Alejandra permaneceu em silêncio, o rosto paralisado. Então, a sua negação quebrou-se, e ela começou a murmurar: “Não, não devia ser assim. Eu tentei livrar-me dele. Atirei-o de uma pequena ponte,” o grito saiu como um rasgo. “Tu só tinhas olhos para ele. Pensei que estava morto. Deixei-o lá.”
O tempo parou. “Deus meu, Alejandra, o que é que fizeste?”
“Amava-te, Gaspar, mas ele tirou-me tudo! Nunca olhaste para mim, só para ele!” Ela estava perdida no seu próprio tormento.
De repente, Alejandra enfiou a mão na sua mala e tirou uma arma pequena, cujo cano prateado brilhou sob a luz fria do hospital. O som metálico encheu o ar como um trovão.
“Não posso ver-vos juntos! Não posso!” gritou, o dedo a tremer no gatilho.
Gaspar deu um passo em frente, lento, decidido, segurando o filho com força. “Alejandra, não tens de fazer isto. Eu amei-te, mas isto não vai apagar o que aconteceu.”
Ela negava com a cabeça, as lágrimas a escorrerem. “Não entende, Gaspar. Eu perdi tudo.”
“Pára, por favor!”
O som metálico do cão a armar fez o sangue gelar. Por um segundo, o mundo parou. Então, um grito agudo quebrou o ar, cheio de valor e dor.
“Não magoes o meu papá!”
Bernardo atirou-se com todas as suas forças sobre Alejandra. O impacto foi repentino e forte. A arma caiu no chão e disparou contra a parede.

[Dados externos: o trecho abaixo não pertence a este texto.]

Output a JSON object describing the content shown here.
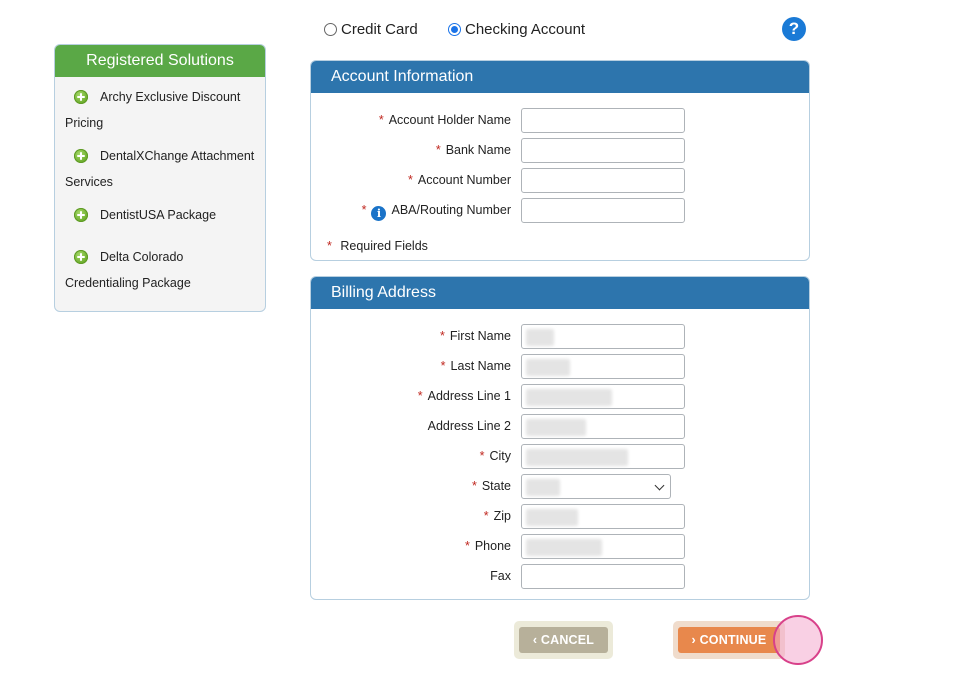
{
  "sidebar": {
    "title": "Registered Solutions",
    "items": [
      {
        "line1": "Archy Exclusive Discount",
        "line2": "Pricing"
      },
      {
        "line1": "DentalXChange Attachment",
        "line2": "Services"
      },
      {
        "line1": "DentistUSA Package",
        "line2": ""
      },
      {
        "line1": "Delta Colorado",
        "line2": "Credentialing Package"
      }
    ]
  },
  "payment": {
    "options": [
      "Credit Card",
      "Checking Account"
    ],
    "selected": "Checking Account",
    "help": "?"
  },
  "account_info": {
    "title": "Account Information",
    "fields": [
      {
        "label": "Account Holder Name",
        "required": "*",
        "value": ""
      },
      {
        "label": "Bank Name",
        "required": "*",
        "value": ""
      },
      {
        "label": "Account Number",
        "required": "*",
        "value": ""
      },
      {
        "label": "ABA/Routing Number",
        "required": "*",
        "value": "",
        "icon": "info-icon"
      }
    ],
    "required_note": "Required Fields",
    "required_mark": "*"
  },
  "billing": {
    "title": "Billing Address",
    "fields": [
      {
        "label": "First Name",
        "required": "*"
      },
      {
        "label": "Last Name",
        "required": "*"
      },
      {
        "label": "Address Line 1",
        "required": "*"
      },
      {
        "label": "Address Line 2",
        "required": ""
      },
      {
        "label": "City",
        "required": "*"
      },
      {
        "label": "State",
        "required": "*"
      },
      {
        "label": "Zip",
        "required": "*"
      },
      {
        "label": "Phone",
        "required": "*"
      },
      {
        "label": "Fax",
        "required": ""
      }
    ]
  },
  "buttons": {
    "cancel": "‹ CANCEL",
    "continue": "› CONTINUE"
  },
  "colors": {
    "sidebar_header": "#5aa846",
    "panel_header": "#2d75ad",
    "required": "#c0271f",
    "cancel": "#b7b09a",
    "continue": "#e8884c"
  }
}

Gaspar correu para eles. “Bernardo! Estás bem?”
O menino tremia, mas estava vivo. “Papai, só queria proteger-te.”
Alejandra permaneceu no chão, o rosto coberto de lágrimas. “Deus meu, o que é que fiz?”

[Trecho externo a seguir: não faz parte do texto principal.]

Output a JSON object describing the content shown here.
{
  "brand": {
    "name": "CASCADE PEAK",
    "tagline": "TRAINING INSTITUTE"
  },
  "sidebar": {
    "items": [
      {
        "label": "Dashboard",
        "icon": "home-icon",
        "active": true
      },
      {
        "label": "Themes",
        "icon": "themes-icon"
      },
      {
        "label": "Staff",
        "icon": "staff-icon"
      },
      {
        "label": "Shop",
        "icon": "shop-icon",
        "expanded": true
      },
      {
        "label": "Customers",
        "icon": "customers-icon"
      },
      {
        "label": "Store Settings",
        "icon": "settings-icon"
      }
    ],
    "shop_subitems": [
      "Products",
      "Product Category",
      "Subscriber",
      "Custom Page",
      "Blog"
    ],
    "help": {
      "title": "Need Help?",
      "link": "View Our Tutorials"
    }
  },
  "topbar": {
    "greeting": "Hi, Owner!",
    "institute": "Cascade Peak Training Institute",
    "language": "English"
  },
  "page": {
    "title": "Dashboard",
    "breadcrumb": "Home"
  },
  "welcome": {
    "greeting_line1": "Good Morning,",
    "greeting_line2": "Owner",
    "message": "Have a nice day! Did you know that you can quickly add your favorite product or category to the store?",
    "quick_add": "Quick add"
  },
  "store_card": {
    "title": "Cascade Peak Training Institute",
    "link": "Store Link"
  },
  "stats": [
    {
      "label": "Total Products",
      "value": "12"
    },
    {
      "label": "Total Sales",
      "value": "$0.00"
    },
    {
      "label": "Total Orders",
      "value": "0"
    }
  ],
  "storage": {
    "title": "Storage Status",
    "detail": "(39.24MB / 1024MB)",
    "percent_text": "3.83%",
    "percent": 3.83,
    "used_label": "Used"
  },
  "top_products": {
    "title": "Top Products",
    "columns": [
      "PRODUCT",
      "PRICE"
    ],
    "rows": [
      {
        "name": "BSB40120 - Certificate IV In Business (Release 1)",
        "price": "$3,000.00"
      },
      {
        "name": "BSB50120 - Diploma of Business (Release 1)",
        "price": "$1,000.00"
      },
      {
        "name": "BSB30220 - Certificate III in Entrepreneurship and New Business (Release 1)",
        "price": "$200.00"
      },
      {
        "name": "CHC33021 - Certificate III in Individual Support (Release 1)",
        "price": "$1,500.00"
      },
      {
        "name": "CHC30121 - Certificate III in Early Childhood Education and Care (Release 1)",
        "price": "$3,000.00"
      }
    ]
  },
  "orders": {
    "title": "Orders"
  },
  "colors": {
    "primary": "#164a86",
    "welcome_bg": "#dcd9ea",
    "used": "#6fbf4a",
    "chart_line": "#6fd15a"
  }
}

Guardas e enfermeiros irromperam pela porta. Os polícias algemaram Alejandra, que apenas levantou as mãos.
“Não queria, juro que não queria,” balbuciava.
Gaspar observou-a em silêncio, abraçando o filho. O seu olhar cruzou-se com o dela, e, por um breve instante, ele viu não raiva, mas arrependimento. Os polícias levaram-na.
Gaspar ajoelhou-se no chão com o filho nos braços. “Acabou, meu filho. Acabou.”
Bernardo levantou o olhar, as lágrimas misturadas com um sorriso tímido. “Vamos para casa agora, não vamos, papá?”
Gaspar apertou-o com força. “Sim, meu anjo, vamos para casa.”
Enquanto saíam do hospital, o sol começava a romper no horizonte. Pela primeira vez em muito tempo, Gaspar sentiu algo que não sentia há muito tempo: paz. O pesadelo terminava. Mas o amor entre pai e filho renascia, mais forte do que nunca, no coração que por pouco fora destruído. A vida recomeçava, não como um sonho, mas como um milagre.